In recent years, businesses have witnessed the proliferation of cyber attacks, hacking, and other digital threats. One common threat is ransomware. In a ransomware attack, a company may lose access to critical systems and information until it pays a ransom or otherwise manages to defeat the malicious software affecting its operations. Due to their ability to help conceal the identities of the transacting parties, cryptocurrencies—and, in particular, bitcoin—have become a favorite medium of exchange for ransomware attackers.
Opinions differ as to whether it is advisable to pay the ransom in the event of such an attack. Recent FBI guidance suggests that implementing prevention efforts and creating a business continuity plan are preferable solutions. Nevertheless, companies insufficiently prepared for a ransomware attack may find themselves with no choice but to pay the ransom.

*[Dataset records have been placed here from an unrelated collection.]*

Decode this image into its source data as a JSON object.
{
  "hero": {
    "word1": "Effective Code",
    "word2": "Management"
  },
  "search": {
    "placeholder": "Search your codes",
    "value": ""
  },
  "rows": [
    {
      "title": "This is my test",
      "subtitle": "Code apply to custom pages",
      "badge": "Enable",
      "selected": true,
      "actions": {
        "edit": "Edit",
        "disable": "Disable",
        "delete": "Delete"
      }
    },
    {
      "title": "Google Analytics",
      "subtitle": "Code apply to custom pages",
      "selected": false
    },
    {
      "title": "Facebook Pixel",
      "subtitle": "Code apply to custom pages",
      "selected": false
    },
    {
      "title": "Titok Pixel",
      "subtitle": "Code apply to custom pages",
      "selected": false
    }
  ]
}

Companies at risk of a ransomware attack should understand how to obtain cryptocurrencies and how they work. Bitcoin, for example, may be purchased on numerous online exchanges such as Gemini (United States), GDAX (United States), Bitfinex (Hong Kong), Bitstamp (United States), Kraken (United States), Huobi (Hong Kong), and OKCoin (China). While exchanges are typically used by day traders, other sources of bitcoin such as Coinbase and Circle offer similar services, but are not designed for speculative trading. In addition, services such as LocalBitcoins offer users the ability to meet face to face to transact in bitcoin. Companies seeking to acquire cryptocurrency should carefully vet the purchase source before initiating a transaction.
Most cryptocurrencies are stored in a digital wallet. To send a transaction from a wallet, the owner of that wallet must control the wallet’s private key. Private keys can be stored in a variety of ways, each with its own inherent risks. For instance, if the key is stored on a vulnerable system, there is a risk the wallet could become sequestered when the ransomware attack begins, preventing the company from accessing its bitcoin. Alternatively, if the bitcoin is stored on an online exchange, the company must entrust its private key to a third-party, in which case the company risks losing access to its bitcoins if the third-party is compromised.
Although such risks are generally less concerning to companies that intend to purchase bitcoin only as needed, given the ever-increasing threat of cyber attacks, companies may wish to include in their preparedness policies plans for acquiring bitcoin should the need arise. Companies that wish to implement such a plan should work carefully with their management, IT department, and attorneys to ensure that risks, such as those mentioned above, are considered.